Planet Terror Review

Planet Terror
After an experimental bio-weapon turns people into flesh-eating zombies, a group of survivors decide to fight back, led by go-go dancer Cherry Darling (McGowan).

by Nick de Semlyen |
Published on
Release Date:

09 Nov 2007

Running Time:

105 minutes

Certificate:

18

Original Title:

Planet Terror

By now everyone knows the tortured history of Grindhouse. Robert Rodriguez and Quentin Tarantino’s double-feature, an ode to old-school celluloid depravity, tanked in the States and was sliced in two to rake money back abroad. This was a bad idea artistically and probably won’t work commercially either (Tarantino’s Death Proof underwhelmed at the UK box office), but there is one silver lining. In the original format, Rodriguez’s Planet Terror kicked off the night. In fact, the zombie extravaganza works better after Tarantino’s more cerebral entry, and with separate DVDs forthcoming, you’ll be able to reprogramme the double-bill yourself.

Planet Terror is juiced-up, late-night excess from frame one.

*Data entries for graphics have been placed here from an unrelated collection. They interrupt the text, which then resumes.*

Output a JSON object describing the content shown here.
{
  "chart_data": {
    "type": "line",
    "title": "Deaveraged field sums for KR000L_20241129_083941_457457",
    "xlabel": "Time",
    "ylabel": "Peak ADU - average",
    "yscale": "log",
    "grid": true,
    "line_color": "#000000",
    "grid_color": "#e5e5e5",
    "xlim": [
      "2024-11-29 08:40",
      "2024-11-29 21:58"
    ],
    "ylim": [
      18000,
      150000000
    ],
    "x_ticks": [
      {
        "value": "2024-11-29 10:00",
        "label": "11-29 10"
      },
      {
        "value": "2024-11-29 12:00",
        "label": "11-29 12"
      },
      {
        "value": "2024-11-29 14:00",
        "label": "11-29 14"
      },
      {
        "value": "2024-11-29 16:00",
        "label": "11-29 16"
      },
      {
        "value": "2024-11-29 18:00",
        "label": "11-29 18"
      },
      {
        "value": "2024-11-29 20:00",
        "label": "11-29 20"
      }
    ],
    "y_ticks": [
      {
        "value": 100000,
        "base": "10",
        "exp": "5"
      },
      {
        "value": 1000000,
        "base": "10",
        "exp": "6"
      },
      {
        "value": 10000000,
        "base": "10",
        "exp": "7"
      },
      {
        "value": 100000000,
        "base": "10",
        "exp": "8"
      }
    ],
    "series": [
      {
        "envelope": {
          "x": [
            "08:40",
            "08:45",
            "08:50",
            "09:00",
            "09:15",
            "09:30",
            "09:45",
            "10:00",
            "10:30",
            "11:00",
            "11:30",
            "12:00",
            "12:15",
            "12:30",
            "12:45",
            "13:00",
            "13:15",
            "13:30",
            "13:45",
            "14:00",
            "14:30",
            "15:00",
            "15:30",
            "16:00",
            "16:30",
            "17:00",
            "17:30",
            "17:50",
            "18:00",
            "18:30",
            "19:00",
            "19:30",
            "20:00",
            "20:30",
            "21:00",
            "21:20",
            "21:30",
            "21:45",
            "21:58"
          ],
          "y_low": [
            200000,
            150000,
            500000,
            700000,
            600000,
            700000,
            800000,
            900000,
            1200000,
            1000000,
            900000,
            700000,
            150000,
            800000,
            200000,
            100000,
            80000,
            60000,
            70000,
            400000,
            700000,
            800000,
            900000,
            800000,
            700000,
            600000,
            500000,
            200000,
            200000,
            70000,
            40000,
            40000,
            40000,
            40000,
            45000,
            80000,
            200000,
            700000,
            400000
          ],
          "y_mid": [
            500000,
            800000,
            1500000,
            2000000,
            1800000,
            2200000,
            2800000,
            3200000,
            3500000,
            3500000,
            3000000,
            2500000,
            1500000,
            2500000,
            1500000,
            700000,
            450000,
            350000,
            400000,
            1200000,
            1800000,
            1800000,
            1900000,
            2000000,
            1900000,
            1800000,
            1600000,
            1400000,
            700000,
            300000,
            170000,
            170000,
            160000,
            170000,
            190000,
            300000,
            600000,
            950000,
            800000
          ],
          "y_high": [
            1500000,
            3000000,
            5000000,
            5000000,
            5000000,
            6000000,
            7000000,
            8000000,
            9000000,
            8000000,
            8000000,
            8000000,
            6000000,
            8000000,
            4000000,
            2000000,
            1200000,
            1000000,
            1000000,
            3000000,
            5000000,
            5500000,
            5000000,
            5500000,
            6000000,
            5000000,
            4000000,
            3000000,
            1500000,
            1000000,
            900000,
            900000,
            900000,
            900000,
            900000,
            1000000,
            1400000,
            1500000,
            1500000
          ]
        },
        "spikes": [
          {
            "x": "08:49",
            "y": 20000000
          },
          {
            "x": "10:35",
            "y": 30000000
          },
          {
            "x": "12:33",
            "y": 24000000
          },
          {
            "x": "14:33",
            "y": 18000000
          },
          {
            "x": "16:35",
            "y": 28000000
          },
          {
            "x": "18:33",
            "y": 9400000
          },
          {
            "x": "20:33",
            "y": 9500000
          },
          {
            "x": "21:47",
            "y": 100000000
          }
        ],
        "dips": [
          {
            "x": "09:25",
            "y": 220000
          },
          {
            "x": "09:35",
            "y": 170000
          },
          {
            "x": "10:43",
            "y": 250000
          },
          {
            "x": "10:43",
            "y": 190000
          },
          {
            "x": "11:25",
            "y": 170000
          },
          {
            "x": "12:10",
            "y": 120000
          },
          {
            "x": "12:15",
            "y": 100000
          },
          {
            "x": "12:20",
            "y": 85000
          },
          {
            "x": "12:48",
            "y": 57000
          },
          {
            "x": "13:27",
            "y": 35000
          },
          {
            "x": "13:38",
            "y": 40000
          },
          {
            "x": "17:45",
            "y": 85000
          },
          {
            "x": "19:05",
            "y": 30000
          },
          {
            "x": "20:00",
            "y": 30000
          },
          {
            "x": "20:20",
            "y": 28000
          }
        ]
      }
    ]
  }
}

The opening is terrific - the tale’s kick-ass heroine, Cherry Darling (Rose McGowan), is unveiled, writhing around the stage of a go-go club, scored by raunchy sax. Then it’s off to meet the other denizens of this spookily quiet burg. These include Dakota Block (Marley Shelton), a sexy nurse who carries hypodermic needles in a thigh-belt, her creepy doctor husband (Josh Brolin), the local sheriff (Michael Biehn) and his brother (Jeff Fahey), manager of the local BBQ pit.

If these sound like stock characters from a late-night TV movie, well, that’s really the point. Planet Terror aims for big spectacle and retro silliness. So behold: a man who collects his enemies’ testicles, a squadron of mutated Marines and, Rodriguez’s crowning glory, a girl with a machine-gun for a leg. It’s colourful, fun and stylishly designed, but the tone is all over the place. Is Rodriguez spoofing cheapjack flicks (and why bother spoofing something that’s bad in the first place?) or trying to make a proper film?

So what we finally get is a wildly uneven horror-comedy that starts tight and gets increasingly ramshackle and unfocused, especially in this extended version. There are great scenes - Dakota struggling to open a car door with anaesthetised hands - and there are terrible scenes - Tarantino cameos as a pervy soldier who likes talking about Ava Gardner, as only a pervy soldier played by Tarantino would. Bruce Willis pops up to no particular effect and there’s an odd, unpleasant sequence involving the director’s young son. But it’s hard not to cheer at the sick effects and slick stunts, as when Cherry uses her gun-limb to blast way into the air, before arching into a go-go position and strafing the undead.

Both Grindhouse films tried to simulate the 42nd Street fleapit experience by trashing the prints, but Planet Terror is the one that really runs with the concept. Film stock changes drastically from scene to scene; the screen’s plagued with cigarette burns and scratches, and a ‘missing’ reel at an inopportune time gets a groany laugh. Applied to the whole double-bill, with fake trailers and ads attached, this worked. Here, it’s more likely to confuse people. And of those trailers, we only get Machete, with no sign of Edgar Wright’s inspired ‘Don’t’. It seems an odd decision to deprive the UK of the sight of Nick Frost in a big nappy.

While this is the Grindhouse film that suffers most from being presented solo, it’s still the most fun. Watch with beer in hand and tongue in cheek for optimal effect.